1. Asian banks are moving aggressively to offer new cloud solutions, creating proactive and personalized customer
experiences by establishing essential infrastructure and services in the Asia-Pacific region in Japan and Singapore.
Oracle’s Enhanced Customer Data Centers in Asia
2013 will bring more movement for data centers as hardware vendors work to round out their converged data
center offerings via continued M&A activity. “We are dedicated to simplifying IT, so customers can focus on
driving business innovation,” said Oracle President Mark Hurd. More than 25 million users and more than 10,000
organizations use Oracle Cloud worldwide each day.
Worldwide revenues from cloud infrastructure services reached US$12.5 billion in Q4 2012 and US$47.2 billion
for the full year. Synergy data showed regional spending on IaaS and PaaS passed the US$1 billion mark in 2012,
having grown by 55 percent from 2011. Oracle’s shares plunged nearly 10 percent on March 21 after its fiscal Q3
results released late the day earlier missed Wall Street expectations and company outlook. IBD reported that Oracle
executives mostly blamed poor sales execution for the miss. The industry as a whole closed the day up 0.1 percent
on April 8. By the end of trading, Oracle Corporation rose 33 cents (1 percent) to $32.36 on light volume. The stock
ranges in price between $31.90 and $32.36.

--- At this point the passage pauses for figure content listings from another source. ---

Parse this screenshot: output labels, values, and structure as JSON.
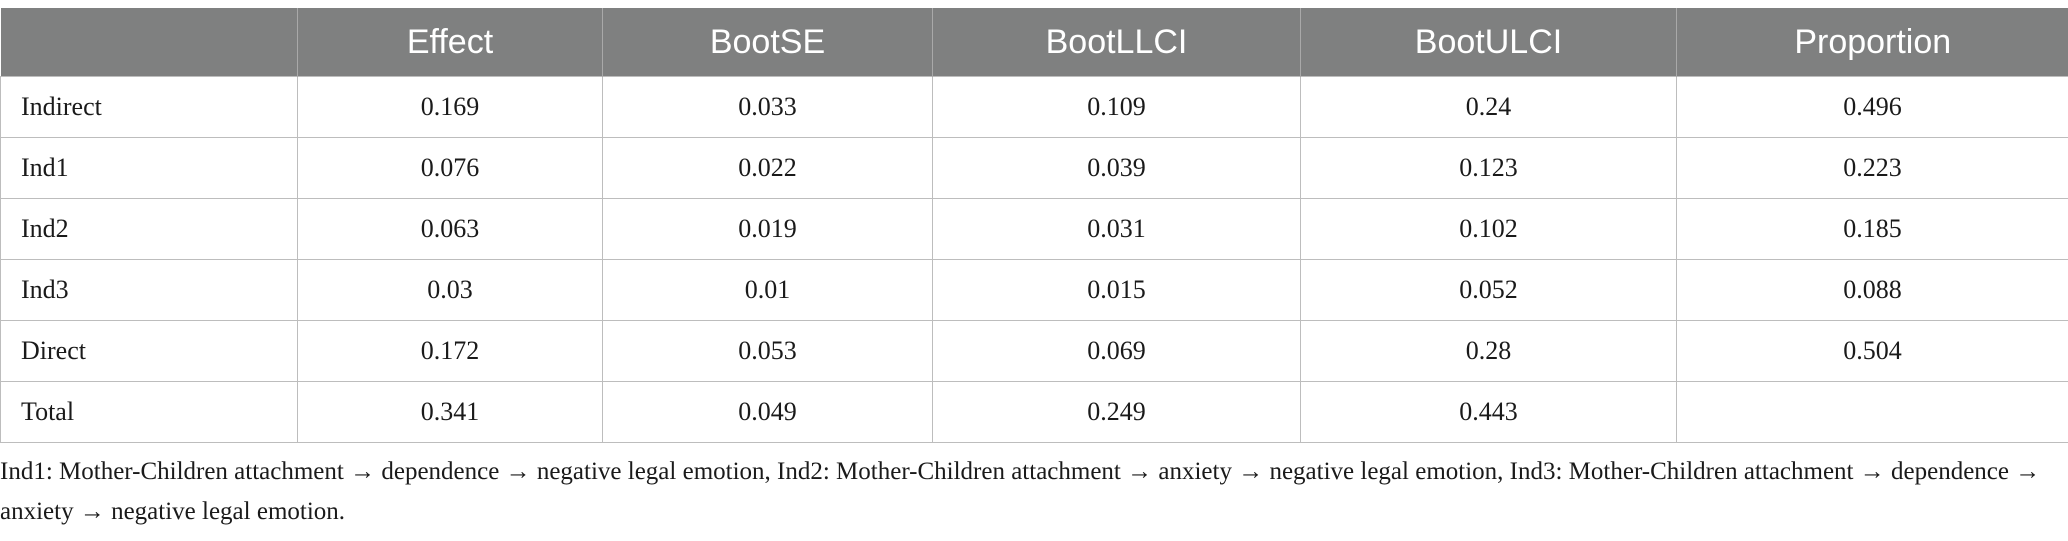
{
  "table": {
    "headers": [
      "",
      "Effect",
      "BootSE",
      "BootLLCI",
      "BootULCI",
      "Proportion"
    ],
    "rows": [
      [
        "Indirect",
        "0.169",
        "0.033",
        "0.109",
        "0.24",
        "0.496"
      ],
      [
        "Ind1",
        "0.076",
        "0.022",
        "0.039",
        "0.123",
        "0.223"
      ],
      [
        "Ind2",
        "0.063",
        "0.019",
        "0.031",
        "0.102",
        "0.185"
      ],
      [
        "Ind3",
        "0.03",
        "0.01",
        "0.015",
        "0.052",
        "0.088"
      ],
      [
        "Direct",
        "0.172",
        "0.053",
        "0.069",
        "0.28",
        "0.504"
      ],
      [
        "Total",
        "0.341",
        "0.049",
        "0.249",
        "0.443",
        ""
      ]
    ]
  },
  "note": "Ind1: Mother-Children attachment → dependence → negative legal emotion, Ind2: Mother-Children attachment → anxiety → negative legal emotion, Ind3: Mother-Children attachment → dependence → anxiety → negative legal emotion.",
  "colors": {
    "header_background": "#7f8080",
    "header_text": "#ffffff",
    "border": "#bdbdbd"
  }
}
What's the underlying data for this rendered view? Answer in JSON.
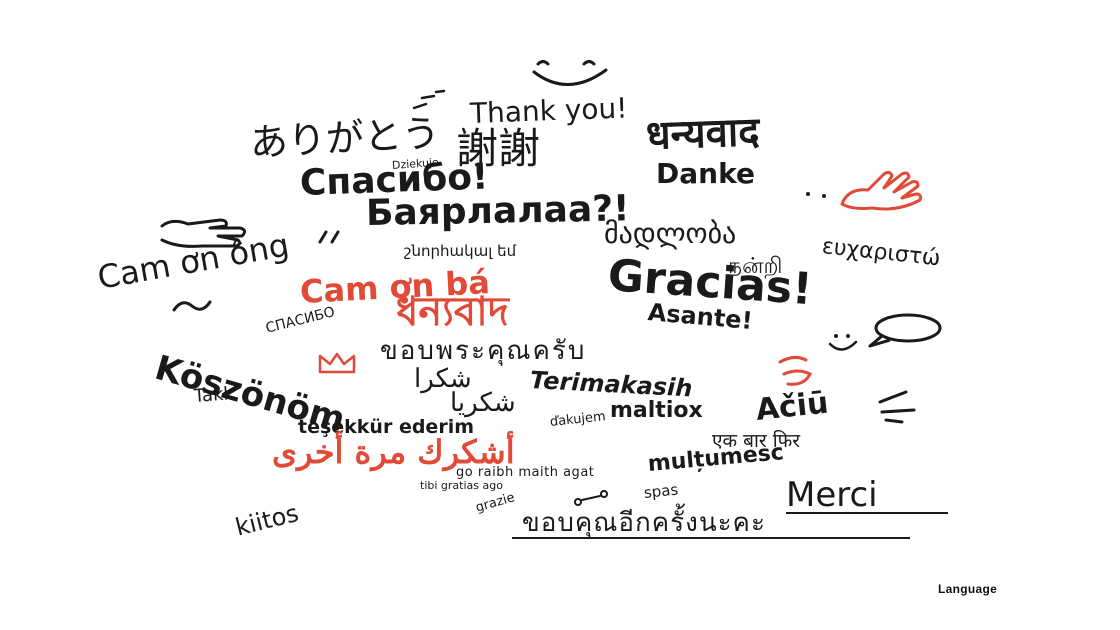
{
  "words": {
    "thank_you": "Thank you!",
    "arigatou": "ありがとう",
    "xiexie": "謝謝",
    "dhanyavaad_hi": "धन्यवाद",
    "dziekuje": "Dziekuje",
    "spasibo_big": "Спасибо!",
    "danke": "Danke",
    "bayarlalaa": "Баярлалаа?!",
    "madloba": "მადლობა",
    "armenian": "շնորհակալ եմ",
    "tamil": "நன்றி",
    "greek": "ευχαριστώ",
    "cam_on_ong": "Cam ơn ông",
    "cam_on_ba": "Cam ơn bá",
    "gracias": "Gracias!",
    "bengali": "ধন্যবাদ",
    "asante": "Asante!",
    "spasibo_small": "СПАСИБО",
    "thai_khop_khun": "ขอบพระคุณครับ",
    "koszonom": "Köszönöm",
    "shukran": "شكرا",
    "terimakasih": "Terimakasih",
    "takk": "Takk",
    "shukriya": "شكريا",
    "maltiox": "maltiox",
    "aciu": "Ačiū",
    "tesekkur": "teşekkür ederim",
    "dakujem": "ďakujem",
    "arabic_again": "أشكرك مرة أخرى",
    "hindi_again": "एक बार फिर",
    "irish": "go raibh maith agat",
    "multumesc": "mulțumesc",
    "latin": "tibi gratias ago",
    "merci": "Merci",
    "grazie": "grazie",
    "spas": "spas",
    "thai_again": "ขอบคุณอีกครั้งนะคะ",
    "kiitos": "kiitos"
  },
  "caption": "Language",
  "icons": {
    "smile": "smile-face-icon",
    "waving_hand_right": "waving-hand-icon",
    "waving_hand_left": "waving-hand-icon",
    "speech_bubble": "speech-bubble-icon",
    "crown": "crown-icon",
    "heart": "heart-doodle-icon"
  },
  "colors": {
    "ink": "#1a1a1a",
    "accent": "#e04a37"
  }
}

Banks direct relationships are accurate to better understand their customers through big data. Even more so that
they are typically more advanced vs other industry sectors. Good Innovation Models can come about in analyzing
customer experience, customer behavior; which for a bank can reach across millions of their direct consumers
through its channels of Mobile banking, ATMs, call centers, corporate websites and retail branches. This all has
the ability to detect triggers in internal problem areas for banks which there analytics can lead to new model
implementations, customer profitability.
Investors should also continue to watch evolving trends and big data growth returns of a company’s new products
and technologies. There are also huge opportunities in re-writing client-server applications to run on cloud stacks
and, in building and managing, a new class of smaller, cloud-compatible data centers.